Understanding Search Scores
Search scores indicate similarity between the query and results. Higher scores mean stronger semantic matches. A query for “financial expert” returns Dave Ramsey and Suze Orman with high scores because their bios emphasize financial topics.
Real-World Applications
This pattern extends far beyond speaker searches. Consider these scenarios:
Customer Support: Build a knowledge base where support agents find relevant articles by describing problems naturally, not hunting for exact keywords.
Document Discovery: Enable employees to find internal documents by asking questions in plain language, dramatically improving information retrieval in large organizations.
Product Recommendations: Match user queries to products based on semantic similarity, understanding intent rather than just matching product names.
Code Search: Help developers find relevant code snippets or modules by describing functionality, even when variable names and comments differ.
Production Considerations
While the in-memory vector store excels for development and testing, production systems require persistent storage. Consider migrating to:
Azure AI Search: Microsoft’s managed search service with native vector support, excellent for Azure-based applications.

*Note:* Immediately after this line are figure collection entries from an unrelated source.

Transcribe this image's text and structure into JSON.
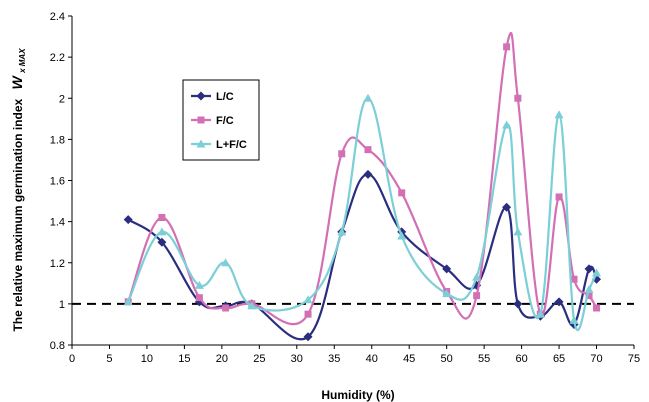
{
  "chart_data": {
    "type": "line",
    "xlabel": "Humidity (%)",
    "ylabel": "The relative maximum germination index",
    "ylabel_symbol": "W",
    "ylabel_subscript": "x MAX",
    "xlim": [
      0,
      75
    ],
    "ylim": [
      0.8,
      2.4
    ],
    "xticks": [
      0,
      5,
      10,
      15,
      20,
      25,
      30,
      35,
      40,
      45,
      50,
      55,
      60,
      65,
      70,
      75
    ],
    "yticks": [
      0.8,
      1,
      1.2,
      1.4,
      1.6,
      1.8,
      2,
      2.2,
      2.4
    ],
    "ytick_labels": [
      "0.8",
      "1",
      "1.2",
      "1.4",
      "1.6",
      "1.8",
      "2",
      "2.2",
      "2.4"
    ],
    "grid": false,
    "legend_position": "upper-left",
    "reference_line": {
      "y": 1.0,
      "style": "dashed"
    },
    "series": [
      {
        "name": "L/C",
        "color": "#2b2d7e",
        "marker": "diamond",
        "x": [
          7.5,
          12,
          17,
          20.5,
          24,
          31.5,
          36,
          39.5,
          44,
          50,
          54,
          58,
          59.5,
          62.5,
          65,
          67,
          69,
          70
        ],
        "y": [
          1.41,
          1.3,
          1.01,
          0.99,
          1.0,
          0.84,
          1.35,
          1.63,
          1.35,
          1.17,
          1.09,
          1.47,
          1.0,
          0.94,
          1.01,
          0.9,
          1.17,
          1.12
        ]
      },
      {
        "name": "F/C",
        "color": "#d36fb5",
        "marker": "square",
        "x": [
          7.5,
          12,
          17,
          20.5,
          24,
          31.5,
          36,
          39.5,
          44,
          50,
          54,
          58,
          59.5,
          62.5,
          65,
          67,
          69,
          70
        ],
        "y": [
          1.01,
          1.42,
          1.03,
          0.98,
          1.0,
          0.95,
          1.73,
          1.75,
          1.54,
          1.06,
          1.04,
          2.25,
          2.0,
          0.95,
          1.52,
          1.12,
          1.04,
          0.98
        ]
      },
      {
        "name": "L+F/C",
        "color": "#7ccfd6",
        "marker": "triangle",
        "x": [
          7.5,
          12,
          17,
          20.5,
          24,
          31.5,
          36,
          39.5,
          44,
          50,
          54,
          58,
          59.5,
          62.5,
          65,
          67,
          69,
          70
        ],
        "y": [
          1.01,
          1.35,
          1.09,
          1.2,
          0.99,
          1.02,
          1.35,
          2.0,
          1.33,
          1.05,
          1.13,
          1.87,
          1.35,
          0.95,
          1.92,
          0.92,
          1.07,
          1.15
        ]
      }
    ]
  }
}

Qdrant or Weaviate: Dedicated vector databases offering high performance, scalability, and advanced filtering capabilities.
PostgreSQL with pgvector: Leverage your existing PostgreSQL infrastructure with vector search extensions.
The beauty of Semantic Kernel is that swapping vector store implementations requires minimal code changes—the core logic remains identical.
Conclusion
Semantic Kernel’s in-memory vector store provides an elegant foundation for semantic search applications. The combination of intuitive APIs, flexible configuration, and seamless integration with OpenAI’s embedding models makes building intelligent search experiences straightforward.
This speaker search example demonstrates core concepts applicable to countless scenarios. Whether you’re building customer support tools, document management systems, or recommendation engines, vector search powered by Semantic Kernel offers a powerful solution.
The in-memory implementation is perfect for learning, prototyping, and small-scale applications. As your needs grow, the same code patterns scale to production-grade vector databases with minimal refactoring.
Start experimenting with semantic search today—your users will appreciate the intuitive, intelligent search experiences that understand what they mean, not just what they type.